Thomas Ernst (Rutgers):
The Scopal Basis of Adverb Licensing

Donnerstag, 9.00 Uhr

Recent works (e.g. Alexiadou 1994, Cinque (to appear)) propose that adverbs are licensed by feature-matching with an Xo head. This paper provides evidence, in the tradition of Jackendoff 1972, Zubizarreta 1987, that adverbs are primarily licensed rather by matching scope requirements to the semantic type of their LF c-command domain. For example, wisely in 1 requires an Event (=refuse the offer but ¹ must have refused the offer, which represents a Proposition), so it must follow must. I present three arguments [A-C].

(1) Carol (*wisely) must have (wisely) refused the offer.

(2) (Wisely,) they (wisely) will (wisely) have (wisely) refused to attend the meeting.

[A] Multiple positions. The scope theory directly predicts, correctly, multiple positions for adverbs (as in 2) and that the range of positions is contiguous. On feature-based theories, multiple positions must either result from movement from one base position, or else the adverbs must differ semantically. I show that movement analyses vastly weaken the theory, that many cases of no semantic difference exist; and that feature theories treat contiguous ranges as a mere accident.

[B] Ordering Restrictions. 3 shows (assuming has to be in Infl) that Infl can license wisely, yet 1 is bad with wisely before Infl. Feature theories cannot express this fact and also account for the unacceptability of probably in 3, while scope theories do so naturally, by assuming that must and probably represent the "edge" of Proposition, which wisely cannot modify.

(3) Carol wisely has (*probably) refused the offer.

(4) Marie fixed the cabinet for her brother in the yard with a screwdriver.
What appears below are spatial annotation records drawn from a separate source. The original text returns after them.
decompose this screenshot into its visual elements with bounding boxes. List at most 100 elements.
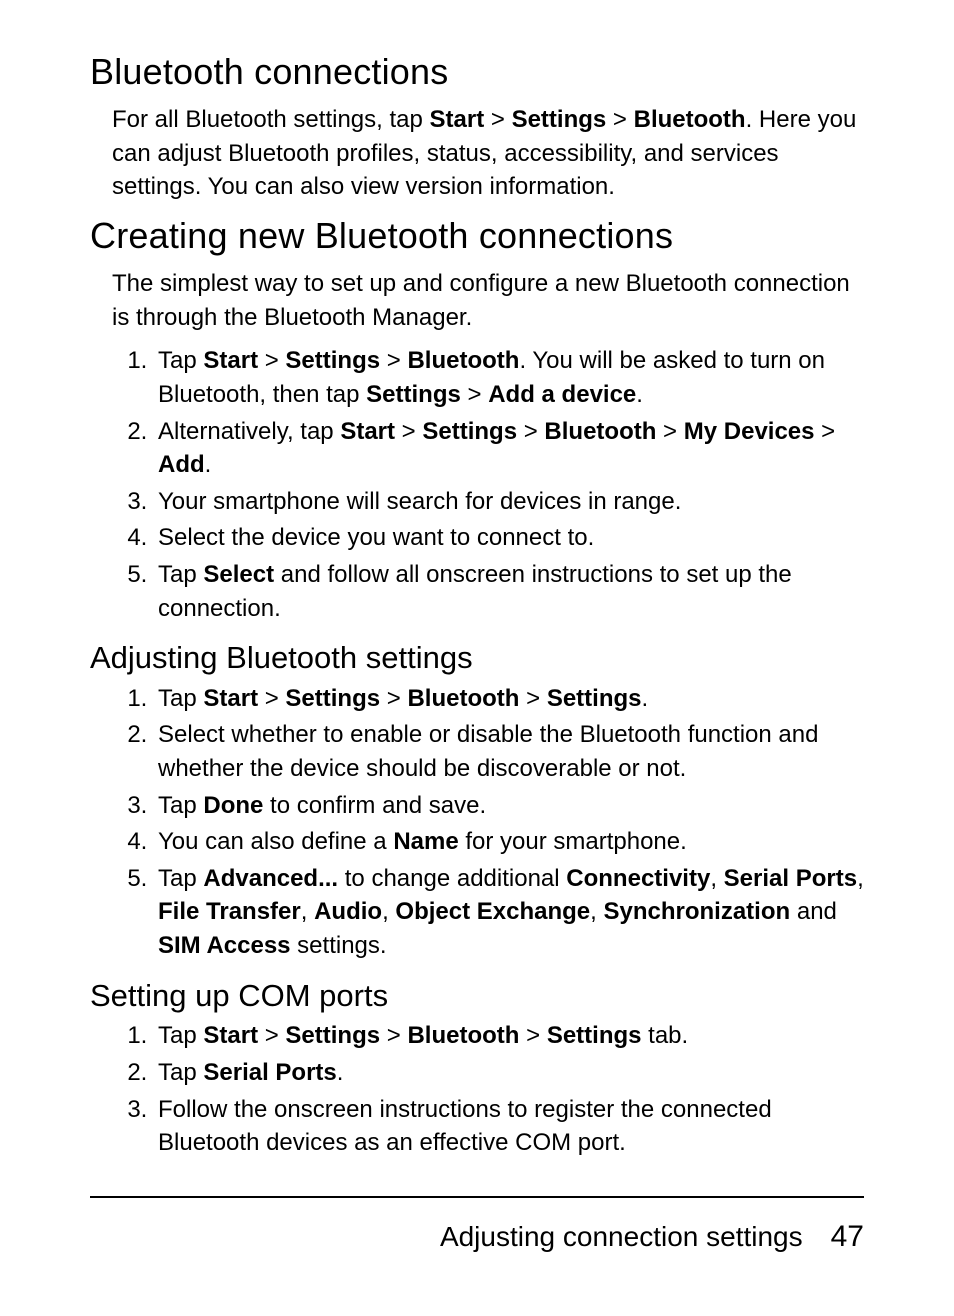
text: > <box>656 418 683 445</box>
text: , <box>590 898 603 925</box>
text: tab. <box>642 1022 689 1049</box>
footer-page-number: 47 <box>831 1220 864 1254</box>
text: and <box>790 898 837 925</box>
list-item: Tap Start > Settings > Bluetooth > Setti… <box>154 682 864 716</box>
text: , <box>857 865 864 892</box>
bold-bluetooth: Bluetooth <box>407 347 519 374</box>
bold-start: Start <box>203 1022 258 1049</box>
text: > <box>258 685 285 712</box>
text: > <box>380 347 407 374</box>
text: Tap <box>158 865 203 892</box>
heading-setting-up-com-ports: Setting up COM ports <box>90 977 864 1016</box>
bold-add: Add <box>158 451 205 478</box>
heading-adjusting-bt-settings: Adjusting Bluetooth settings <box>90 639 864 678</box>
bold-bluetooth: Bluetooth <box>407 685 519 712</box>
bold-my-devices: My Devices <box>684 418 815 445</box>
heading-creating-new-bt-connections: Creating new Bluetooth connections <box>90 214 864 257</box>
list-item: You can also define a Name for your smar… <box>154 825 864 859</box>
list-item: Alternatively, tap Start > Settings > Bl… <box>154 415 864 482</box>
text: > <box>380 685 407 712</box>
list-creating-new-bt: Tap Start > Settings > Bluetooth. You wi… <box>112 344 864 625</box>
footer-divider <box>90 1196 864 1198</box>
list-item: Follow the onscreen instructions to regi… <box>154 1093 864 1160</box>
bold-audio: Audio <box>314 898 382 925</box>
bold-bluetooth: Bluetooth <box>634 106 746 133</box>
text: Tap <box>158 347 203 374</box>
bold-settings: Settings <box>285 685 380 712</box>
paragraph-simplest-way: The simplest way to set up and configure… <box>112 267 864 334</box>
text: For all Bluetooth settings, tap <box>112 106 430 133</box>
list-item: Select the device you want to connect to… <box>154 521 864 555</box>
bold-settings: Settings <box>512 106 607 133</box>
bold-done: Done <box>203 792 263 819</box>
list-item: Tap Start > Settings > Bluetooth. You wi… <box>154 344 864 411</box>
text: > <box>815 418 836 445</box>
bold-file-transfer: File Transfer <box>158 898 301 925</box>
list-item: Select whether to enable or disable the … <box>154 718 864 785</box>
text: , <box>301 898 314 925</box>
bold-add-device: Add a device <box>488 381 636 408</box>
bold-name: Name <box>393 828 458 855</box>
bold-start: Start <box>340 418 395 445</box>
bold-settings: Settings <box>422 418 517 445</box>
text: > <box>395 418 422 445</box>
text: > <box>519 1022 546 1049</box>
text: . <box>205 451 212 478</box>
text: Tap <box>158 1022 203 1049</box>
bold-start: Start <box>203 685 258 712</box>
page: Bluetooth connections For all Bluetooth … <box>0 0 954 1316</box>
text: Tap <box>158 792 203 819</box>
text: to confirm and save. <box>263 792 486 819</box>
bold-bluetooth: Bluetooth <box>544 418 656 445</box>
list-adjusting-bt: Tap Start > Settings > Bluetooth > Setti… <box>112 682 864 963</box>
list-item: Tap Select and follow all onscreen instr… <box>154 558 864 625</box>
text: , <box>382 898 395 925</box>
text: for your smartphone. <box>459 828 687 855</box>
text: You can also define a <box>158 828 393 855</box>
bold-settings: Settings <box>547 685 642 712</box>
text: > <box>517 418 544 445</box>
list-item: Your smartphone will search for devices … <box>154 485 864 519</box>
footer-section-title: Adjusting connection settings <box>440 1221 803 1253</box>
bold-settings: Settings <box>285 1022 380 1049</box>
paragraph-bt-overview: For all Bluetooth settings, tap Start > … <box>112 103 864 204</box>
bold-serial-ports: Serial Ports <box>724 865 857 892</box>
text: > <box>258 1022 285 1049</box>
bold-settings: Settings <box>285 347 380 374</box>
bold-synchronization: Synchroniza­tion <box>603 898 790 925</box>
bold-serial-ports: Serial Ports <box>203 1059 336 1086</box>
text: > <box>380 1022 407 1049</box>
bold-start: Start <box>430 106 485 133</box>
bold-settings: Settings <box>547 1022 642 1049</box>
heading-bluetooth-connections: Bluetooth connections <box>90 50 864 93</box>
text: to change additional <box>338 865 566 892</box>
text: , <box>710 865 723 892</box>
text: . <box>642 685 649 712</box>
text: > <box>258 347 285 374</box>
bold-connectivity: Connectivity <box>566 865 710 892</box>
bold-select: Select <box>203 561 274 588</box>
list-com-ports: Tap Start > Settings > Bluetooth > Setti… <box>112 1019 864 1159</box>
text: settings. <box>291 932 387 959</box>
list-item: Tap Start > Settings > Bluetooth > Setti… <box>154 1019 864 1053</box>
text: Tap <box>158 1059 203 1086</box>
list-item: Tap Done to confirm and save. <box>154 789 864 823</box>
text: Alternatively, tap <box>158 418 340 445</box>
bold-object-exchange: Object Exchange <box>395 898 590 925</box>
text: . <box>337 1059 344 1086</box>
list-item: Tap Advanced... to change additional Con… <box>154 862 864 963</box>
list-item: Tap Serial Ports. <box>154 1056 864 1090</box>
bold-bluetooth: Bluetooth <box>407 1022 519 1049</box>
text: > <box>484 106 511 133</box>
text: > <box>519 685 546 712</box>
text: > <box>461 381 488 408</box>
text: > <box>606 106 633 133</box>
bold-advanced: Advanced... <box>203 865 338 892</box>
text: . <box>636 381 643 408</box>
text: Tap <box>158 685 203 712</box>
text: Tap <box>158 561 203 588</box>
bold-sim-access: SIM Access <box>158 932 291 959</box>
bold-start: Start <box>203 347 258 374</box>
page-footer: Adjusting connection settings 47 <box>90 1220 864 1254</box>
bold-settings: Settings <box>366 381 461 408</box>
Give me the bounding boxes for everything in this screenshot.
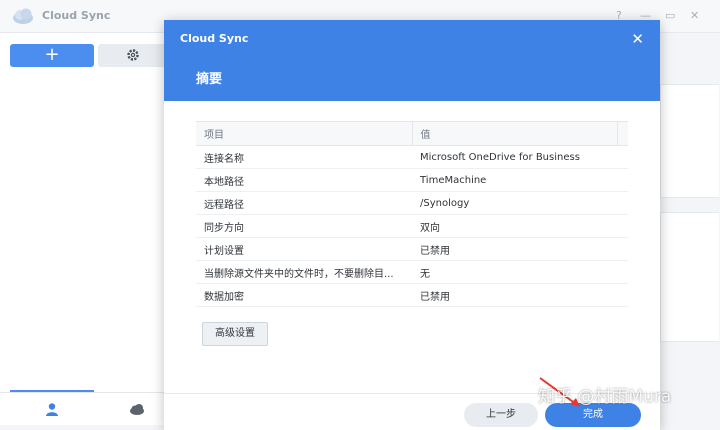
row-value: 已禁用 (412, 237, 628, 261)
table-header-row: 项目 值 (196, 121, 628, 146)
maximize-icon[interactable]: ▭ (665, 9, 675, 22)
row-key: 计划设置 (196, 237, 412, 261)
sidebar-bottom-tabs (0, 392, 168, 425)
row-value: TimeMachine (412, 168, 628, 192)
close-icon[interactable]: ✕ (631, 30, 644, 48)
row-value: 双向 (412, 214, 628, 238)
active-tab-indicator (10, 390, 94, 392)
sidebar (0, 33, 169, 424)
row-value: Microsoft OneDrive for Business (412, 145, 628, 169)
column-header-spacer (617, 121, 628, 146)
app-title: Cloud Sync (42, 9, 111, 22)
add-connection-button[interactable]: + (10, 44, 94, 67)
column-header-value[interactable]: 值 (411, 121, 618, 146)
summary-table: 项目 值 连接名称 Microsoft OneDrive for Busines… (196, 121, 628, 307)
row-value: /Synology (412, 191, 628, 215)
gear-icon (127, 49, 139, 61)
dialog-app-title: Cloud Sync (180, 32, 249, 45)
row-key: 远程路径 (196, 191, 412, 215)
row-key: 同步方向 (196, 214, 412, 238)
row-key: 连接名称 (196, 145, 412, 169)
close-window-icon[interactable]: ✕ (690, 9, 699, 22)
column-header-item[interactable]: 项目 (196, 121, 412, 146)
settings-button[interactable] (98, 44, 168, 67)
cloud-icon[interactable] (129, 402, 145, 416)
dialog-heading: 摘要 (196, 72, 223, 87)
table-row: 本地路径 TimeMachine (196, 168, 628, 192)
summary-dialog: Cloud Sync ✕ 摘要 项目 值 连接名称 Microsoft OneD… (164, 20, 660, 430)
user-icon[interactable] (45, 402, 59, 416)
row-value: 已禁用 (412, 283, 628, 307)
table-row: 连接名称 Microsoft OneDrive for Business (196, 145, 628, 169)
watermark: 知乎 @村雨Mura (538, 387, 672, 407)
previous-button[interactable]: 上一步 (464, 403, 538, 427)
row-key: 当删除源文件夹中的文件时，不要删除目... (196, 260, 412, 284)
row-value: 无 (412, 260, 628, 284)
table-row: 当删除源文件夹中的文件时，不要删除目... 无 (196, 260, 628, 284)
dialog-header: Cloud Sync ✕ 摘要 (164, 20, 660, 101)
row-key: 本地路径 (196, 168, 412, 192)
table-row: 数据加密 已禁用 (196, 283, 628, 307)
main-card (660, 84, 719, 198)
main-card (660, 212, 719, 342)
table-row: 计划设置 已禁用 (196, 237, 628, 261)
table-row: 同步方向 双向 (196, 214, 628, 238)
table-row: 远程路径 /Synology (196, 191, 628, 215)
advanced-settings-button[interactable]: 高级设置 (202, 322, 268, 346)
cloud-sync-logo-icon (13, 8, 33, 24)
row-key: 数据加密 (196, 283, 412, 307)
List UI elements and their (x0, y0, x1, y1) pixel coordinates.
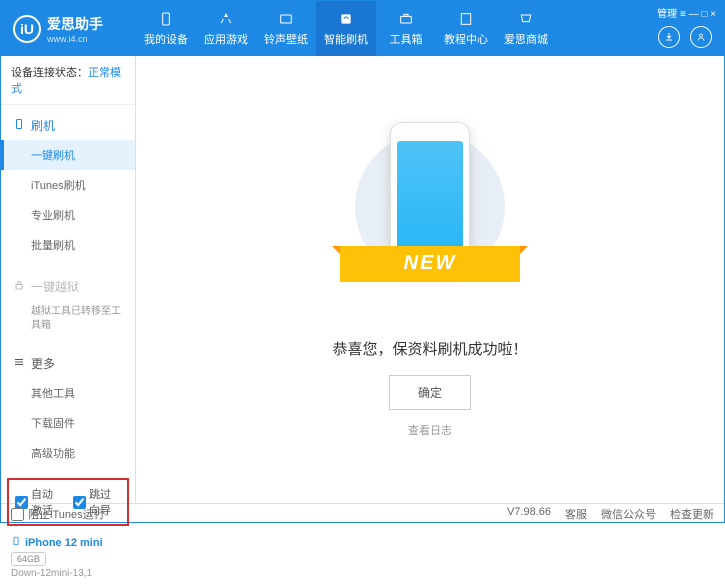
refresh-icon (337, 10, 355, 28)
cart-icon (517, 10, 535, 28)
menu-icon (13, 356, 25, 371)
connection-status: 设备连接状态：正常模式 (1, 56, 135, 105)
update-link[interactable]: 检查更新 (670, 506, 714, 522)
device-model: Down-12mini-13,1 (11, 568, 125, 579)
sidebar-item-pro[interactable]: 专业刷机 (1, 200, 135, 230)
sidebar-item-itunes[interactable]: iTunes刷机 (1, 170, 135, 200)
nav-my-device[interactable]: 我的设备 (136, 1, 196, 56)
nav-tutorial[interactable]: 教程中心 (436, 1, 496, 56)
sidebar-jailbreak-head: 一键越狱 (1, 272, 135, 301)
sidebar-item-download[interactable]: 下载固件 (1, 408, 135, 438)
phone-icon (11, 536, 21, 549)
sidebar-item-other[interactable]: 其他工具 (1, 378, 135, 408)
confirm-button[interactable]: 确定 (389, 375, 471, 410)
block-itunes-checkbox[interactable]: 阻止iTunes运行 (11, 506, 105, 522)
nav-store[interactable]: 爱思商城 (496, 1, 556, 56)
folder-icon (277, 10, 295, 28)
storage-badge: 64GB (11, 552, 46, 566)
app-header: iU 爱思助手 www.i4.cn 我的设备 应用游戏 铃声壁纸 智能刷机 工具… (1, 1, 724, 56)
logo-icon: iU (13, 15, 41, 43)
sidebar-item-advanced[interactable]: 高级功能 (1, 438, 135, 468)
sidebar-item-batch[interactable]: 批量刷机 (1, 230, 135, 260)
success-illustration: NEW (355, 122, 505, 322)
main-nav: 我的设备 应用游戏 铃声壁纸 智能刷机 工具箱 教程中心 爱思商城 (136, 1, 556, 56)
sidebar-more-head[interactable]: 更多 (1, 349, 135, 378)
wechat-link[interactable]: 微信公众号 (601, 506, 656, 522)
device-name: iPhone 12 mini (11, 536, 125, 549)
lock-icon (13, 279, 25, 294)
logo-area: iU 爱思助手 www.i4.cn (1, 14, 136, 44)
nav-toolbox[interactable]: 工具箱 (376, 1, 436, 56)
sidebar-flash-head[interactable]: 刷机 (1, 111, 135, 140)
support-link[interactable]: 客服 (565, 506, 587, 522)
jailbreak-note: 越狱工具已转移至工具箱 (1, 301, 135, 337)
sidebar: 设备连接状态：正常模式 刷机 一键刷机 iTunes刷机 专业刷机 批量刷机 一… (1, 56, 136, 503)
new-banner: NEW (340, 246, 520, 282)
toolbox-icon (397, 10, 415, 28)
phone-icon (13, 118, 25, 133)
sidebar-item-oneclick[interactable]: 一键刷机 (1, 140, 135, 170)
version-label: V7.98.66 (507, 506, 551, 522)
phone-icon (157, 10, 175, 28)
view-log-link[interactable]: 查看日志 (408, 422, 452, 438)
success-message: 恭喜您，保资料刷机成功啦！ (332, 338, 527, 359)
download-button[interactable] (658, 26, 680, 48)
app-url: www.i4.cn (47, 34, 103, 44)
book-icon (457, 10, 475, 28)
nav-flash[interactable]: 智能刷机 (316, 1, 376, 56)
nav-ringtone[interactable]: 铃声壁纸 (256, 1, 316, 56)
user-button[interactable] (690, 26, 712, 48)
nav-apps[interactable]: 应用游戏 (196, 1, 256, 56)
main-content: NEW 恭喜您，保资料刷机成功啦！ 确定 查看日志 (136, 56, 724, 503)
window-controls[interactable]: 管理 ≡ — □ × (657, 5, 716, 20)
app-name: 爱思助手 (47, 14, 103, 34)
apps-icon (217, 10, 235, 28)
device-info[interactable]: iPhone 12 mini 64GB Down-12mini-13,1 (1, 530, 135, 585)
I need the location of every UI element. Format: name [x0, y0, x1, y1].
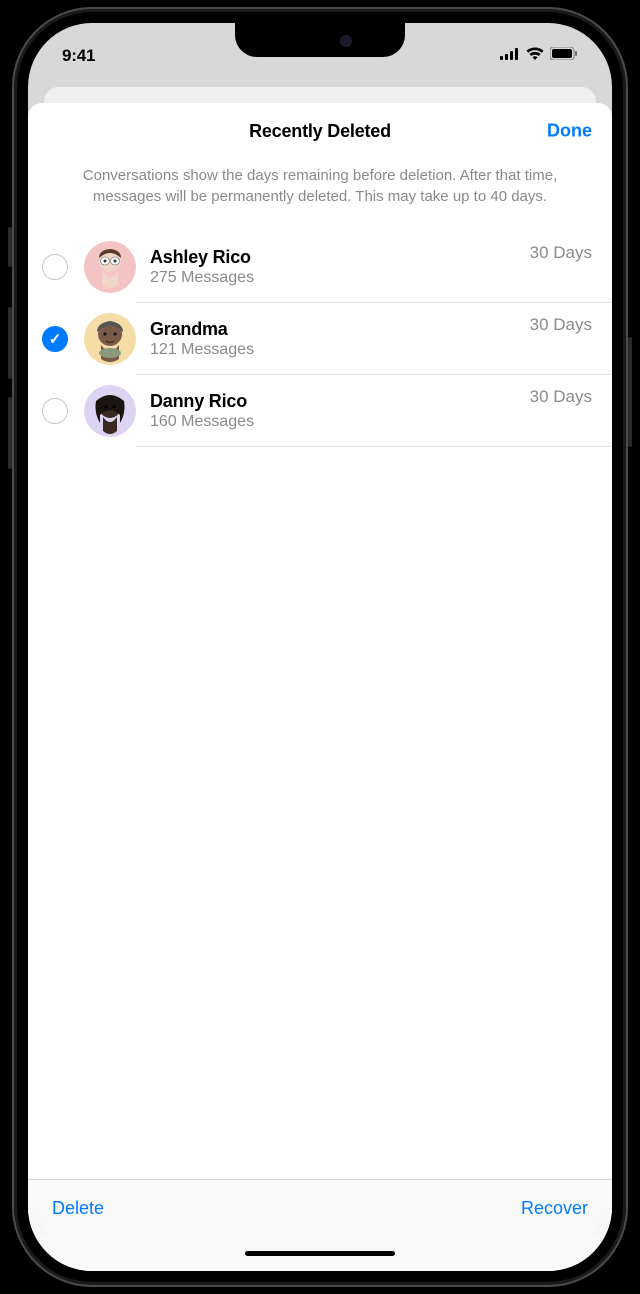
battery-icon — [550, 47, 578, 65]
row-text: Danny Rico 160 Messages — [150, 391, 530, 431]
contact-name: Grandma — [150, 319, 530, 340]
select-circle[interactable] — [42, 398, 68, 424]
row-text: Grandma 121 Messages — [150, 319, 530, 359]
power-button — [628, 337, 632, 447]
page-title: Recently Deleted — [249, 121, 391, 142]
row-text: Ashley Rico 275 Messages — [150, 247, 530, 287]
cellular-icon — [500, 47, 520, 65]
volume-down-button — [8, 397, 12, 469]
message-count: 121 Messages — [150, 341, 530, 359]
message-count: 160 Messages — [150, 413, 530, 431]
avatar — [84, 313, 136, 365]
contact-name: Ashley Rico — [150, 247, 530, 268]
message-count: 275 Messages — [150, 269, 530, 287]
sheet-header: Recently Deleted Done — [28, 103, 612, 159]
conversation-list: Ashley Rico 275 Messages 30 Days ✓ Grand… — [28, 231, 612, 1179]
notch — [235, 23, 405, 57]
select-circle[interactable]: ✓ — [42, 326, 68, 352]
done-button[interactable]: Done — [547, 121, 592, 142]
avatar — [84, 385, 136, 437]
delete-button[interactable]: Delete — [52, 1198, 104, 1219]
home-indicator[interactable] — [245, 1251, 395, 1256]
phone-frame: 9:41 Recently Deleted Done Conversations… — [12, 7, 628, 1287]
avatar — [84, 241, 136, 293]
days-remaining: 30 Days — [530, 385, 592, 407]
volume-up-button — [8, 307, 12, 379]
memoji-icon — [84, 313, 136, 365]
list-item[interactable]: ✓ Grandma 121 Messages 30 Days — [28, 303, 612, 375]
memoji-icon — [84, 385, 136, 437]
info-text: Conversations show the days remaining be… — [28, 159, 612, 231]
silent-switch — [8, 227, 12, 267]
screen: 9:41 Recently Deleted Done Conversations… — [28, 23, 612, 1271]
wifi-icon — [526, 47, 544, 65]
checkmark-icon: ✓ — [49, 330, 62, 348]
sheet: Recently Deleted Done Conversations show… — [28, 103, 612, 1271]
contact-name: Danny Rico — [150, 391, 530, 412]
status-icons — [500, 47, 578, 65]
recover-button[interactable]: Recover — [521, 1198, 588, 1219]
days-remaining: 30 Days — [530, 241, 592, 263]
select-circle[interactable] — [42, 254, 68, 280]
front-camera — [340, 35, 352, 47]
status-time: 9:41 — [62, 46, 95, 66]
list-item[interactable]: Ashley Rico 275 Messages 30 Days — [28, 231, 612, 303]
home-indicator-area — [28, 1237, 612, 1271]
memoji-icon — [84, 241, 136, 293]
list-item[interactable]: Danny Rico 160 Messages 30 Days — [28, 375, 612, 447]
days-remaining: 30 Days — [530, 313, 592, 335]
toolbar: Delete Recover — [28, 1179, 612, 1237]
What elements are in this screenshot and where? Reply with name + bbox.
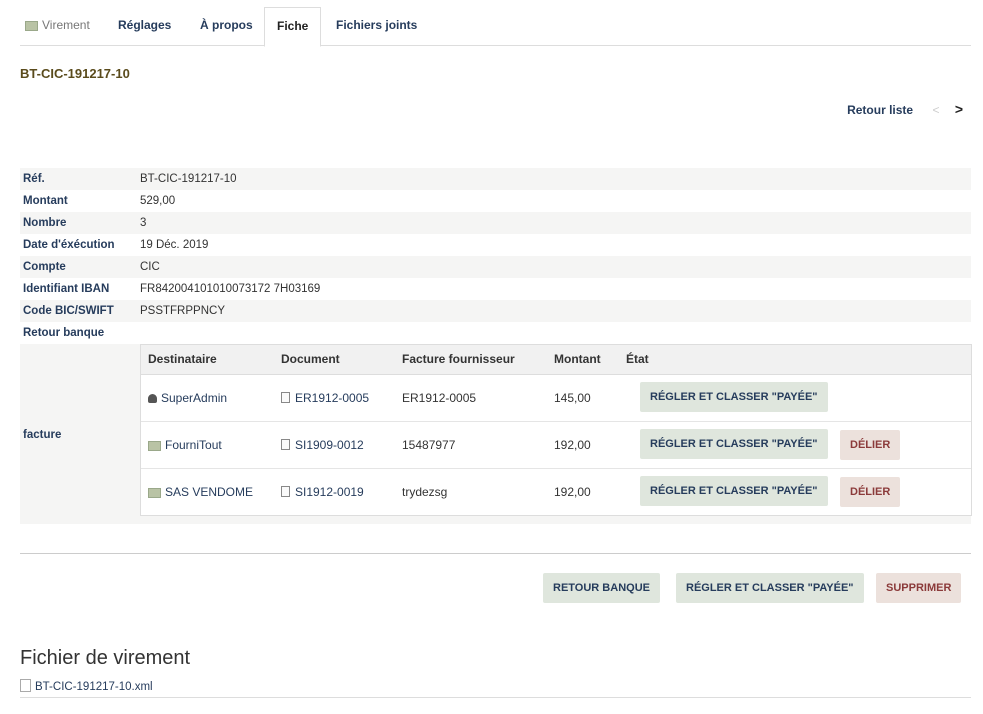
field-value: 19 Déc. 2019 [140,239,209,251]
invoice-table: Destinataire Document Facture fournisseu… [140,344,972,516]
supplier-invoice: 15487977 [402,438,456,452]
recipient-link[interactable]: SuperAdmin [161,391,227,405]
document-icon [281,392,290,403]
page-title: BT-CIC-191217-10 [20,66,130,81]
field-label: Montant [23,195,68,207]
amount: 145,00 [554,391,591,405]
field-row: Nombre 3 [20,212,971,234]
file-row: BT-CIC-191217-10.xml [20,679,971,698]
record-navigation: Retour liste < > [847,101,963,117]
field-value: 3 [140,217,147,229]
section-title: Fichier de virement [20,647,191,669]
field-value: FR842004101010073172 7H03169 [140,283,321,295]
column-header: État [626,352,649,366]
table-row: FourniTout SI1909-0012 15487977 192,00 R… [141,422,971,469]
field-label: Compte [23,261,66,273]
field-row: Code BIC/SWIFT PSSTFRPPNCY [20,300,971,322]
field-value: 529,00 [140,195,176,207]
recipient-link[interactable]: FourniTout [165,438,222,452]
invoice-row: facture Destinataire Document Facture fo… [20,344,972,524]
next-record-icon[interactable]: > [955,101,963,117]
field-row: Retour banque [20,322,971,344]
column-header: Montant [554,352,601,366]
table-row: SuperAdmin ER1912-0005 ER1912-0005 145,0… [141,375,971,422]
file-icon [20,679,31,692]
tab-about[interactable]: À propos [200,7,253,44]
pay-all-button[interactable]: Régler et classer "Payée" [676,573,864,603]
field-row: Identifiant IBAN FR842004101010073172 7H… [20,278,971,300]
table-row: SAS VENDOME SI1912-0019 trydezsg 192,00 … [141,469,971,515]
tab-virement[interactable]: Virement [25,7,90,44]
transfer-details: Réf. BT-CIC-191217-10 Montant 529,00 Nom… [20,168,972,524]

[C] Permutability of Different Classes. Adjuncts which do not take scope, such as the PP’s in 4, permute freely, unlike the scopal adverbs in 3. A general, scope-based theory of adverbial modification handles this directly if the PP’s add participants to an Event variable in an unordered way (Parsons 1990), while for the adverbs in 3 some orders cause semantic anomalies. On a feature theory this contrast, and the free PP ordering itself, is essentially a stipulation.